The first true inkling Elizabeth had about her future husband came several weeks after the picnic. Her father gloatingly announced at the dinner table that his big Italian simpleton had requested permission to come in Sundays! No additional pay, mind you; just that he had nothing better to do. Naturally, Wyckham had arranged it with his watchman, for it was his Christian duty to keep such a fellow occupied and away from all the wine and beer to which Italians were addicted.

On the second Sunday Elizabeth found a pretext to go from her elegant home in suburban Evanston to Chicago and then to the plant. There she found Giovanni, not in the machine shop but in one of the billing offices. He was laboriously copying down figures from a file marked clearly—CONFIDENTIAL. The drawer of a steel file cabinet on the left wall of the office was open. A long string of thin wire was still hanging from the small lock. Obviously the lock had been expertly picked.

At that moment, as she stood in the doorway watching him, Elizabeth smiled. This large, black-haired Italian simpleton was far more complicated than her father thought. And, not incidentally, he was most attractive.

Startled, Giovanni looked up. Within a split second his attitude changed to one of defiance.

“Okay, Miss ’Lisbet! You tell you papa! I don’t want to work here no more!”

Elizabeth then spoke her first words of love to Giovanni.

“Get me a chair, Mr. Scarlatti. I’ll help you.… It’ll be quicker that way.”

And, indeed, it was.

The next several weeks were spent educating Giovanni in the legal and corporate structure of the American industrial organization.

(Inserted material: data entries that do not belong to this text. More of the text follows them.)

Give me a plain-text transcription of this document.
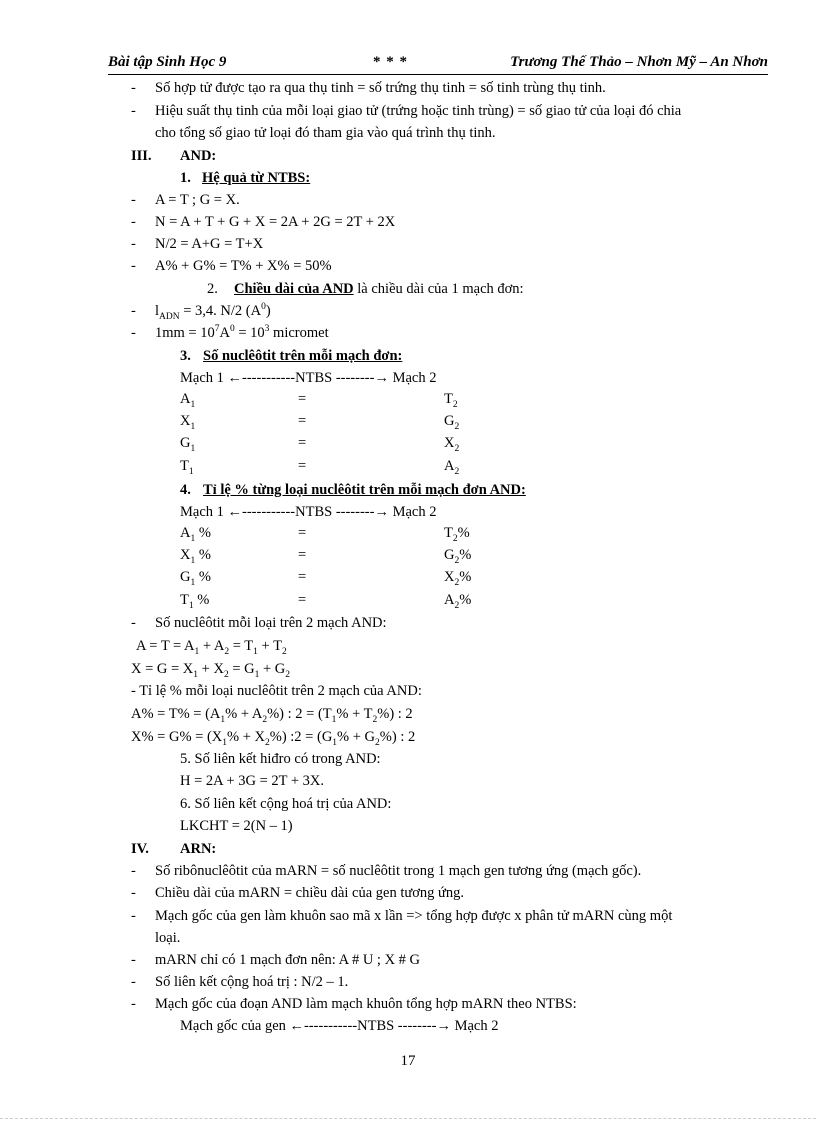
Bài tập Sinh Học 9	* * *	Trương Thế Thảo – Nhơn Mỹ – An Nhơn
- Số hợp tử được tạo ra qua thụ tinh = số trứng thụ tinh = số tinh trùng thụ tinh.
- Hiệu suất thụ tinh của mỗi loại giao tử (trứng hoặc tinh trùng) = số giao tử của loại đó chia
cho tổng số giao tử loại đó tham gia vào quá trình thụ tinh.
III. AND:
1. Hệ quả từ NTBS:
- A = T ; G = X.
- N = A + T + G + X = 2A + 2G = 2T + 2X
- N/2 = A+G = T+X
- A% + G% = T% + X% = 50%
2. Chiều dài của AND là chiều dài của 1 mạch đơn:
- $l_{ADN} = 3,4$. N/2 $(A^0)$
- $1mm = 10^7A^0 = 10^3$ micromet
3. Số nuclêôtit trên mỗi mạch đơn:
Mạch 1 ←-----------NTBS --------→ Mạch 2
$A_1$
$X_1$
$G_1$
$T_1$
=
=
=
=
$T_2$
$G_2$
$X_2$
$A_2$
4. Tỉ lệ % từng loại nuclêôtit trên mỗi mạch đơn AND:
Mạch 1 ←-----------NTBS --------→ Mạch 2
$A_1$ %
$X_1$ %
$G_1$ %
$T_1$ %
=
=
=
=
$T_2\%$
$G_2\%$
$X_2\%$
$A_2\%$
- Số nuclêôtit mỗi loại trên 2 mạch AND:
$A = T = A_1 + A_2 = T_1 + T_2$
$X = G = X_1 + X_2 = G_1 + G_2$
- Tỉ lệ % mỗi loại nuclêôtit trên 2 mạch của AND:
$A\% = T\% = (A_1\% + A_2\%)$ : $2 = (T_1\% + T_2\%)$ : 2
$X\% = G\% = (X_1\% + X_2\%)$ :2 = $(G_1\% + G_2\%)$ : 2
5. Số liên kết hiđro có trong AND:
H = 2A + 3G = 2T + 3X.
6. Số liên kết cộng hoá trị của AND:
LKCHT = 2(N – 1)
IV. ARN:
- Số ribônuclêôtit của mARN = số nuclêôtit trong 1 mạch gen tương ứng (mạch gốc).
- Chiều dài của mARN = chiều dài của gen tương ứng.
- Mạch gốc của gen làm khuôn sao mã x lần => tổng hợp được x phân tử mARN cùng một
loại.
- mARN chỉ có 1 mạch đơn nên: A # U ; X # G
- Số liên kết cộng hoá trị : N/2 – 1.
- Mạch gốc của đoạn AND làm mạch khuôn tổng hợp mARN theo NTBS:
Mạch gốc của gen ←-----------NTBS --------→ Mạch 2
17
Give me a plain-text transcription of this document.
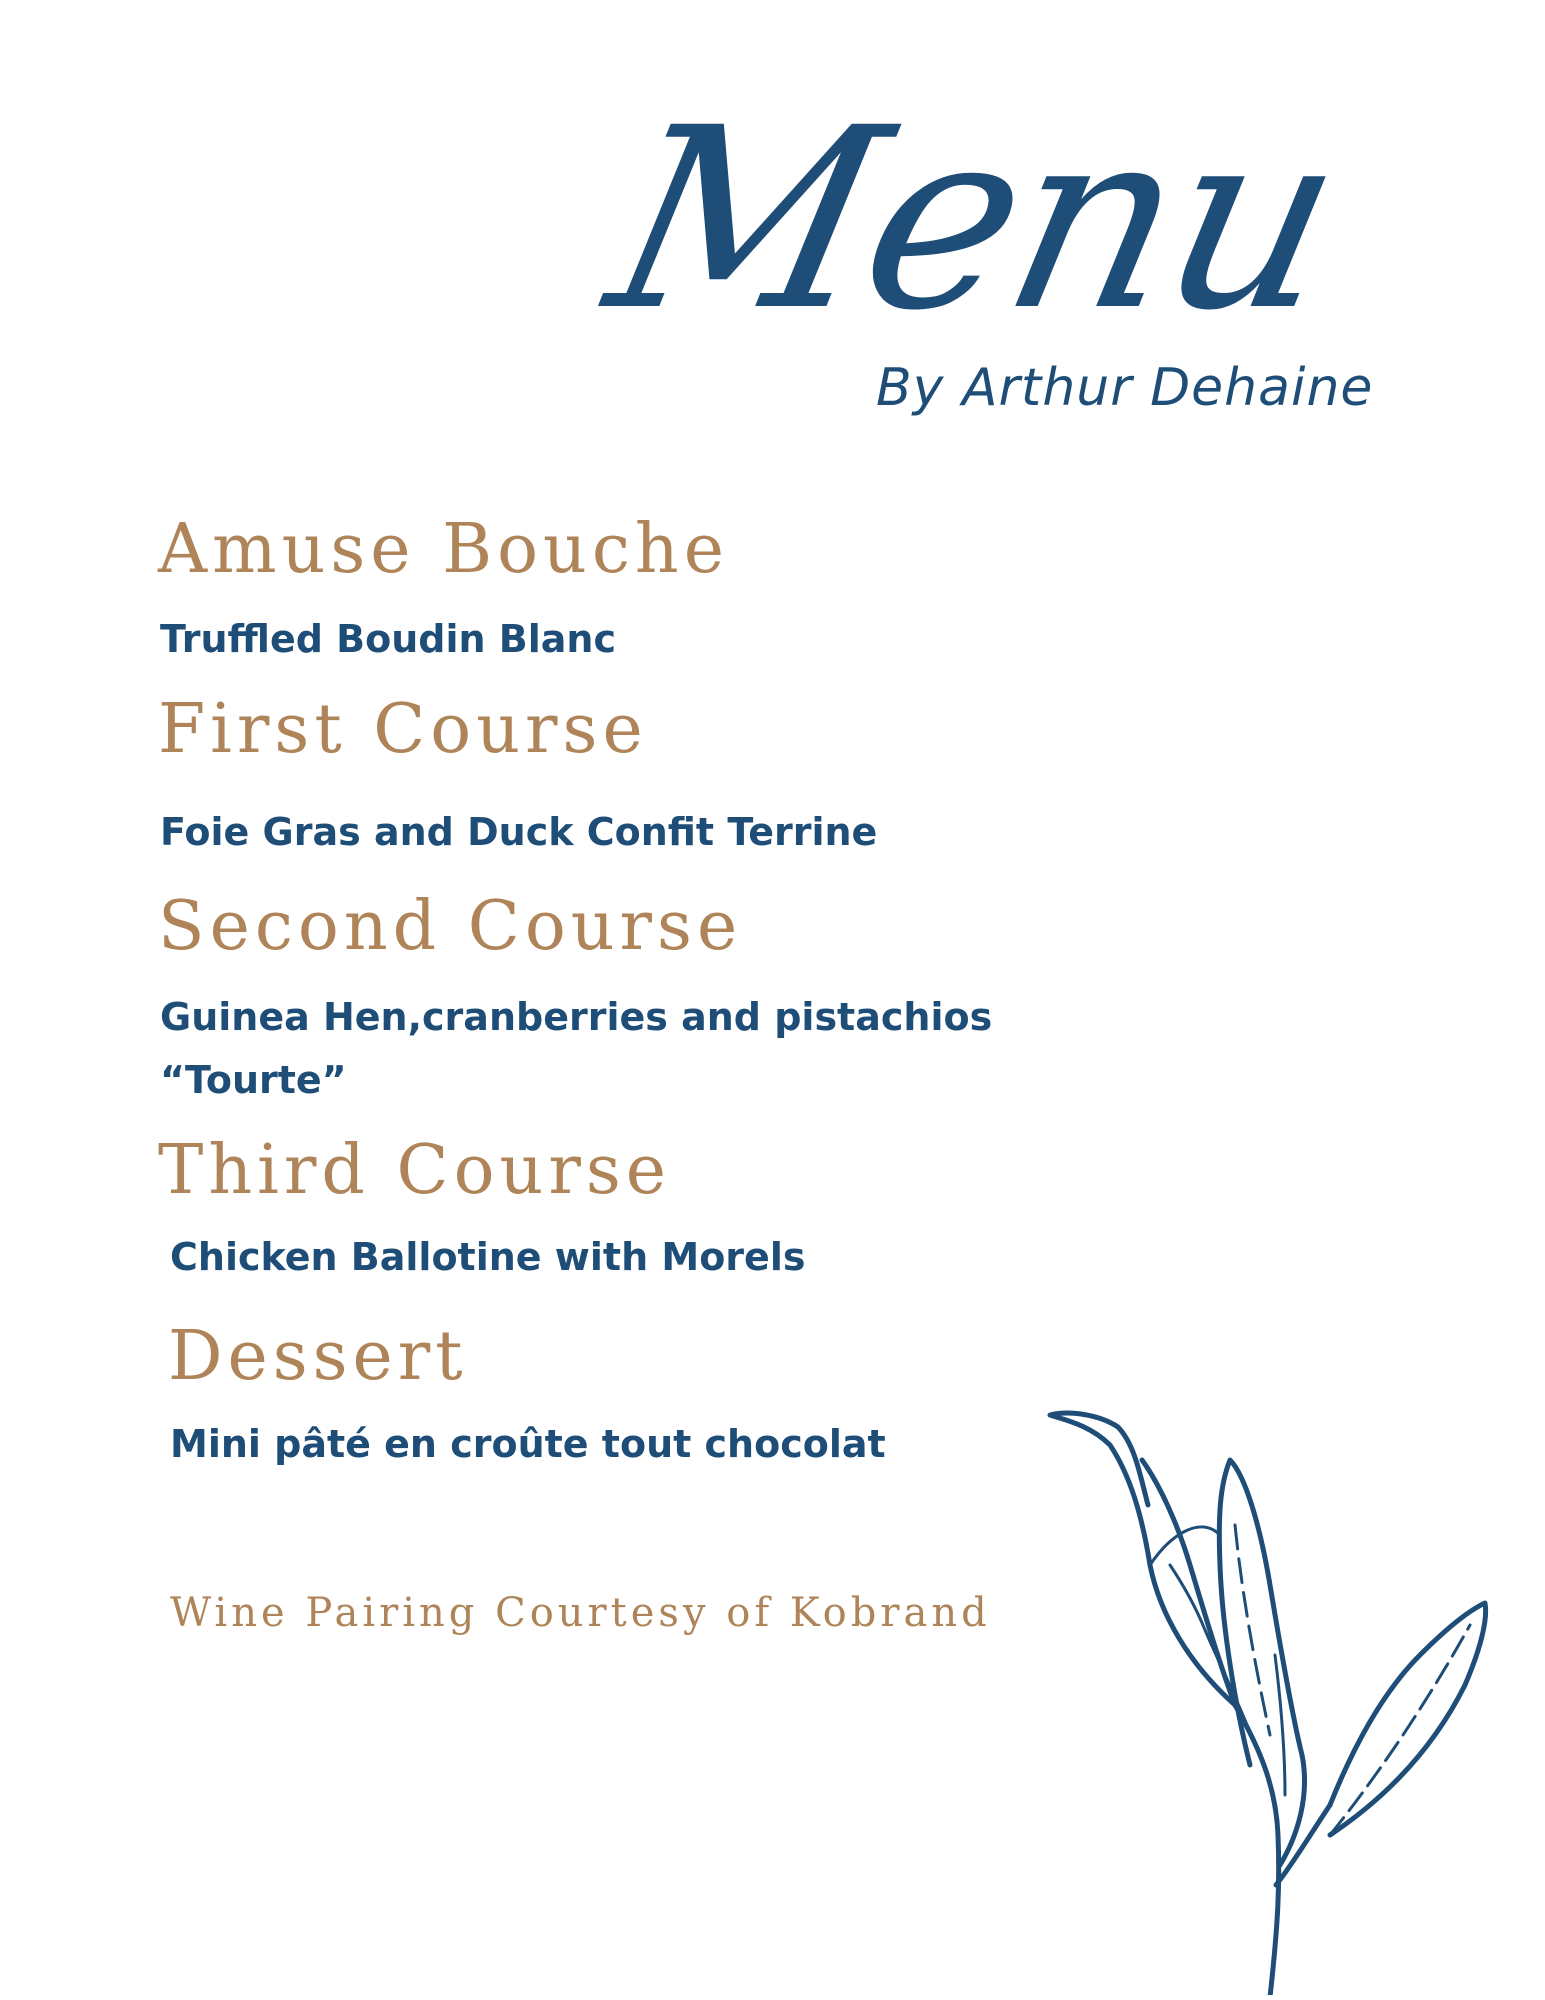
Menu
By Arthur Dehaine
Amuse Bouche

Truffled Boudin Blanc

First Course

Foie Gras and Duck Confit Terrine

Second Course

Guinea Hen,cranberries and pistachios
“Tourte”

Third Course

Chicken Ballotine with Morels

Dessert

Mini pâté en croûte tout chocolat

Wine Pairing Courtesy of Kobrand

Just the facts devoid of theory, for Giovanni supplied his own philosophy. This land of opportunity was for those just a little bit quicker than the other opportunists. The period was one of enormous economic growth, and Giovanni understood that unless his machines enabled him to own a part of that growth, his position would remain that of a servant to masters rather than a master of servants. And he was ambitious.

Giovanni set to work with Elizabeth’s help. He designed what old Albert Wyckham and his executives thought was a revolutionary impact-extrusion press that could turn out corrugated carton sides at a phenomenal rate of speed and at a cost approximating a 30 percent saving over the old process. Wyckham was delighted and gave Giovanni a ten-dollar raise.

While waiting for the new machinery to be tooled and put into assembly, Elizabeth convinced her father to ask Giovanni to dinner. At first, Albert Wyckham thought his daughter was playing a joke. A joke in poor taste for all concerned. Wyckham may have made fun of the Italian but he respected him. He did not wish to see his clever wop embarrassed at a dinner party. However, when Elizabeth told her father that embarrassment was the last thing she had in mind, that she had met Giovanni on several occasions since the company picnic—finding him quite amusing—her father consented to a small family dinner with suddenly new misgivings.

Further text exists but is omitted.